The biochemistry department paid for the CPU time (quite expensive on a mainframe) for the system which ran for several years (I lost touch after I graduated). One day I noticed there was a local phone number for the mainframe in all major cities in the province. I got the idea of making a BBS for my group of friends, which was activated by secret menu options in my biochemistry system. My friends from all over the country were dialling in from their PC at home in terminal mode and exchanging messages.

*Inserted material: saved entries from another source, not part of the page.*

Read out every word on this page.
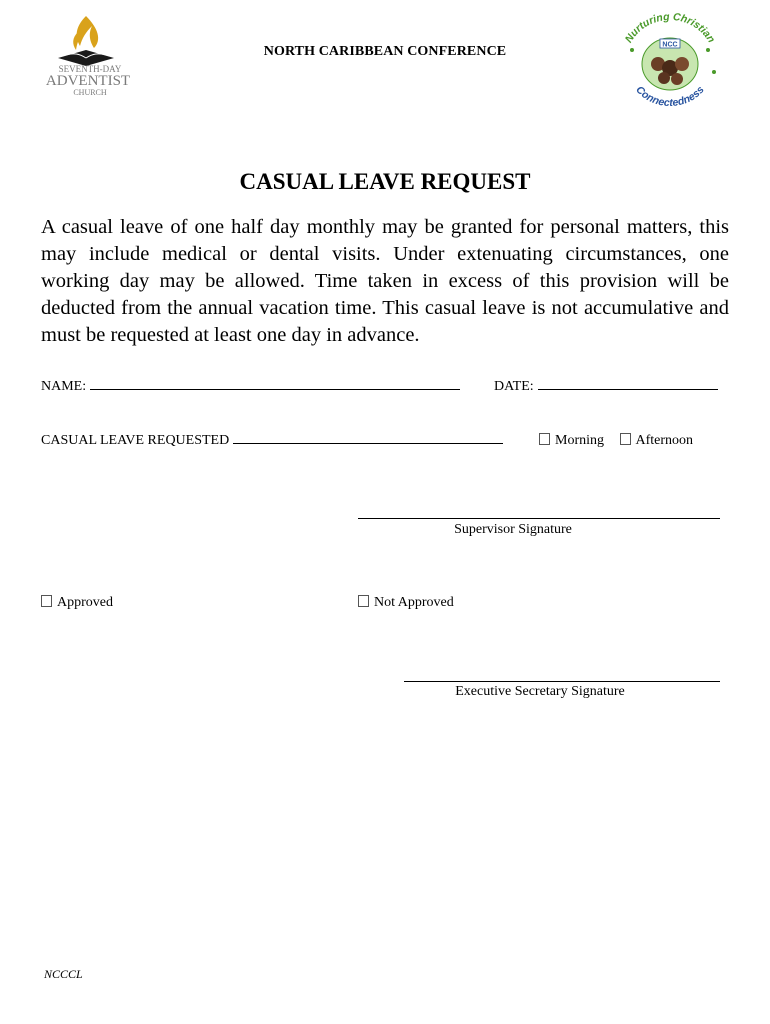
SEVENTH-DAY
ADVENTIST
CHURCH
NORTH CARIBBEAN CONFERENCE
Nurturing Christian
Connectedness
NCC
CASUAL LEAVE REQUEST
A casual leave of one half day monthly may be granted for personal matters, this may include medical or dental visits. Under extenuating circumstances, one working day may be allowed. Time taken in excess of this provision will be deducted from the annual vacation time. This casual leave is not accumulative and must be requested at least one day in advance.
NAME:	DATE:
CASUAL LEAVE REQUESTED	Morning Afternoon
Supervisor Signature
Approved	Not Approved
Executive Secretary Signature
NCCCL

Then we decided to program a dungeon game and plug it in the BBS. So now the multi-million-dollar mainframe, over expensive long-distance leased lines, was spewing forth such sage advice as "You are now in a long, dimly-lit hallway. The walls are made of huge stone blocks covered with wet mildew. Part of the North wall has crumbled. A skeleton lies near the boulders. There are exits at East, West and North. Enter your command:". After I graduated, I ported the BBS and the game to an IBM AT-286 PC at my new place of work, which was plugged into a modem. Nor more free long-distance though. It went on for years.

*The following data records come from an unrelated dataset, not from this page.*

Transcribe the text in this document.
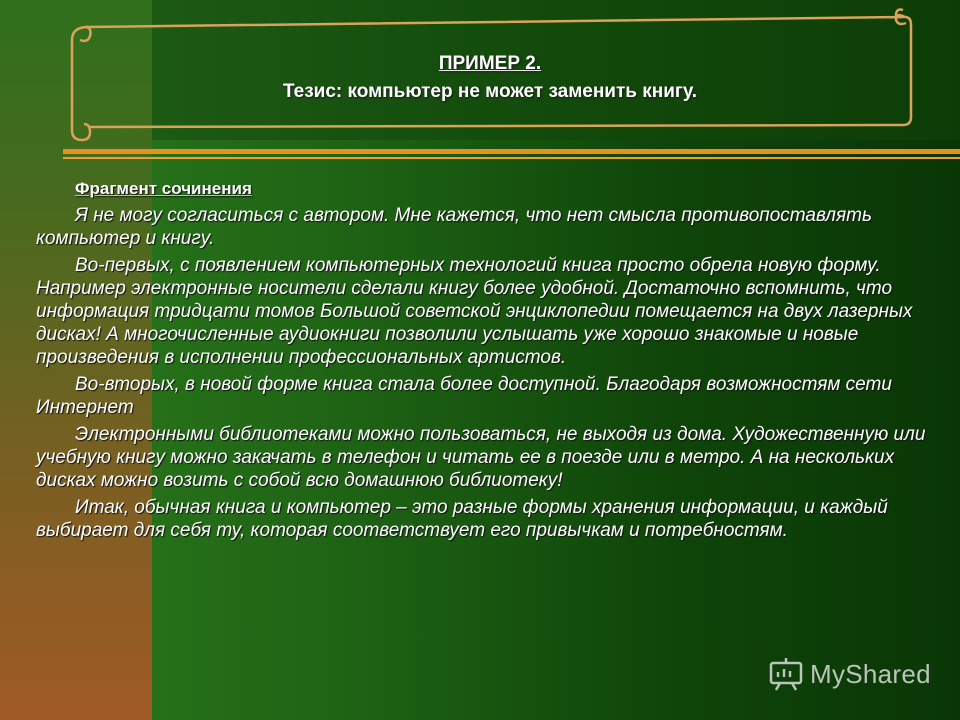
ПРИМЕР 2.
Тезис: компьютер не может заменить книгу.
Фрагмент сочинения

Я не могу согласиться с автором. Мне кажется, что нет смысла противопоставлять компьютер и книгу.

Во-первых, с появлением компьютерных технологий книга просто обрела новую форму. Например электронные носители сделали книгу более удобной. Достаточно вспомнить, что информация тридцати томов Большой советской энциклопедии помещается на двух лазерных дисках! А многочисленные аудиокниги позволили услышать уже хорошо знакомые и новые произведения в исполнении профессиональных артистов.

Во-вторых, в новой форме книга стала более доступной. Благодаря возможностям сети Интернет

Электронными библиотеками можно пользоваться, не выходя из дома. Художественную или учебную книгу можно закачать в телефон и читать ее в поезде или в метро. А на нескольких дисках можно возить с собой всю домашнюю библиотеку!

Итак, обычная книга и компьютер – это разные формы хранения информации, и каждый выбирает для себя ту, которая соответствует его привычкам и потребностям.

MyShared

- In 1984 I bought a Commodore 64 and discovered BASIC, assembler, color, sound, and video games. I did lots of crazy stuff with it (I still have it somewhere). In 1985 with a friend I made a tactics game (same rules as the Tactics II board game) that, for some reason, took place on the island of Grenada which had just been invaded by the US. Here's a screenshot (a picture I took of the C64 monitor at the time).
- C64 screenshot Show Spoiler
Now it doesn't look much, until you learn that the game was played against a distant opponent through a modem. There was, at the time, to my knowledge, no C64 game that did this. You played entirely using a joystick, moving the black frame to place and move units on land and in the water, attacking enemy units, etc. All those movements would be replicated on your opponent's screen. Pressing the F1 key would open a chat window.

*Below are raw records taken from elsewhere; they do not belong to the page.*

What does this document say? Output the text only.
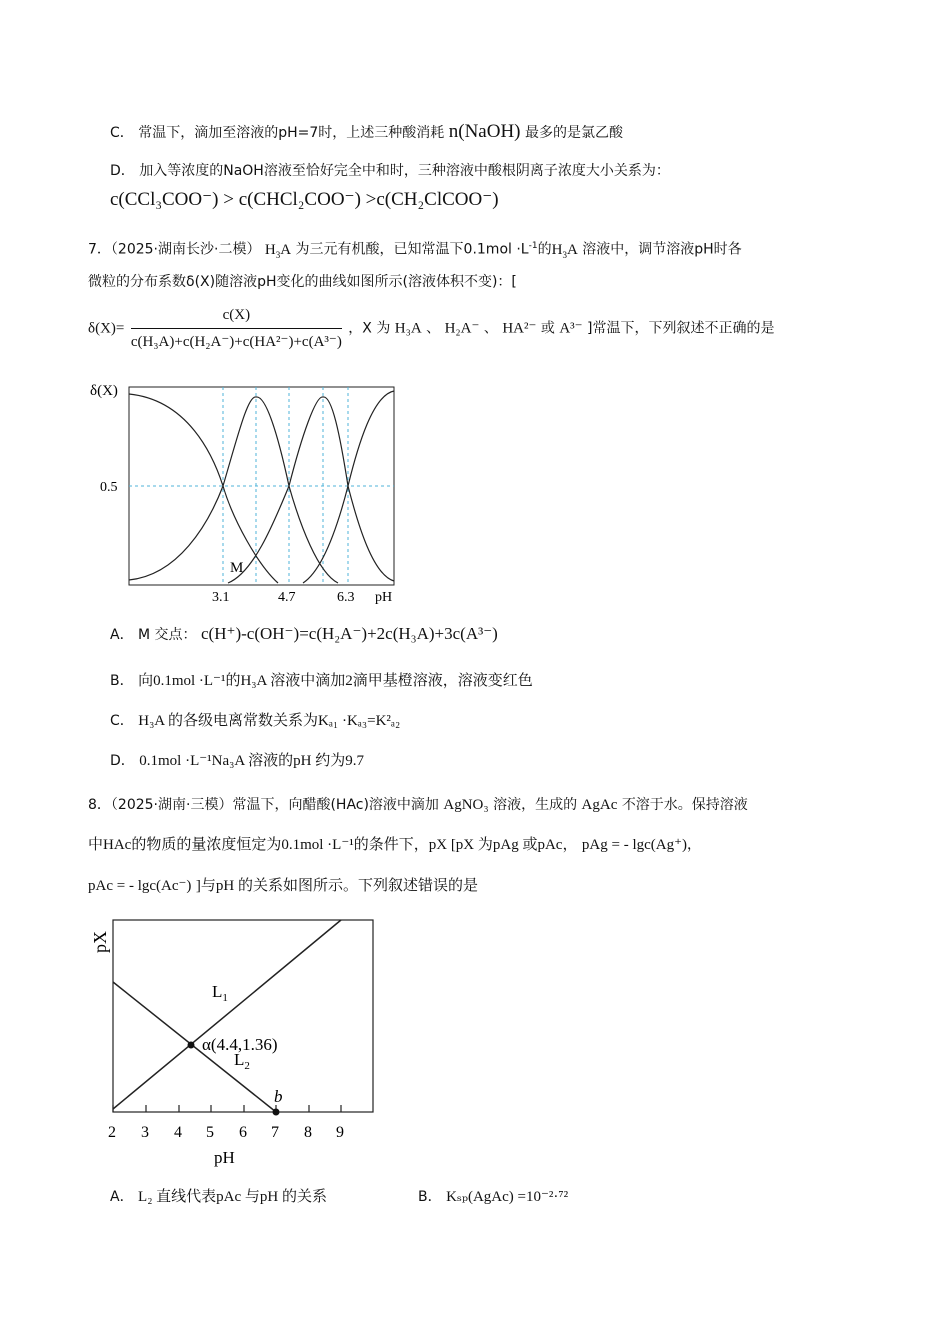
C． 常温下，滴加至溶液的pH=7时，上述三种酸消耗 n(NaOH) 最多的是氯乙酸
D． 加入等浓度的NaOH溶液至恰好完全中和时，三种溶液中酸根阴离子浓度大小关系为：
c(CCl₃COO⁻) > c(CHCl₂COO⁻) >c(CH₂ClCOO⁻)
7．（2025·湖南长沙·二模） $H_3A$ 为三元有机酸，已知常温下$0.1mol \cdot L^{-1}$的$H_3A$ 溶液中，调节溶液pH时各
微粒的分布系数δ(X)随溶液pH变化的曲线如图所示(溶液体积不变)：[
$\delta(X)= \frac{c(X)}{\text{c(H₃A)+c(H₂A⁻)+c(HA²⁻)+c(A³⁻)}}$ ，X 为 H₃A 、 H₂A⁻ 、 HA²⁻ 或 A³⁻ ]常温下，下列叙述不正确的是
δ(X)
0.5
3.1	4.7	6.3 pH
M
A． M 交点： c(H⁺)-c(OH⁻)=c(H₂A⁻)+2c(H₃A)+3c(A³⁻)
B． 向0.1mol ·L⁻¹的H₃A 溶液中滴加2滴甲基橙溶液，溶液变红色
C． H₃A 的各级电离常数关系为Kₐ₁ ·Kₐ₃=K²ₐ₂
D． 0.1mol ·L⁻¹Na₃A 溶液的pH 约为9.7
8．（2025·湖南·三模）常温下，向醋酸(HAc)溶液中滴加 AgNO₃ 溶液，生成的 AgAc 不溶于水。保持溶液
中HAc的物质的量浓度恒定为0.1mol ·L⁻¹的条件下，pX [pX 为pAg 或pAc， pAg = - lgc(Ag⁺)，
pAc = - lgc(Ac⁻) ]与pH 的关系如图所示。下列叙述错误的是
pX
$L_1$
$L_2$
α(4.4,1.36)
b
2 3 4 5 6 7 8 9
pH
A． L₂ 直线代表pAc 与pH 的关系	B． Kₛₚ(AgAc) =10⁻²·⁷²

- Right after DOOM came out (1993 I think) I started building custom levels for multiplay (via IPX network). I also had great fun modifying the official levels without the other player's knowledge and watching them fall into traps that weren't there the week before. Here's a screenshot of an arena I made. I'm not sure why it's so grainy, it's difficult to run DOOM on Windows XP.
- DOOM screenshot Show Spoiler
There was a graphical editor in DOS, it was about as friendly as Blender and crashed about every 11 minutes.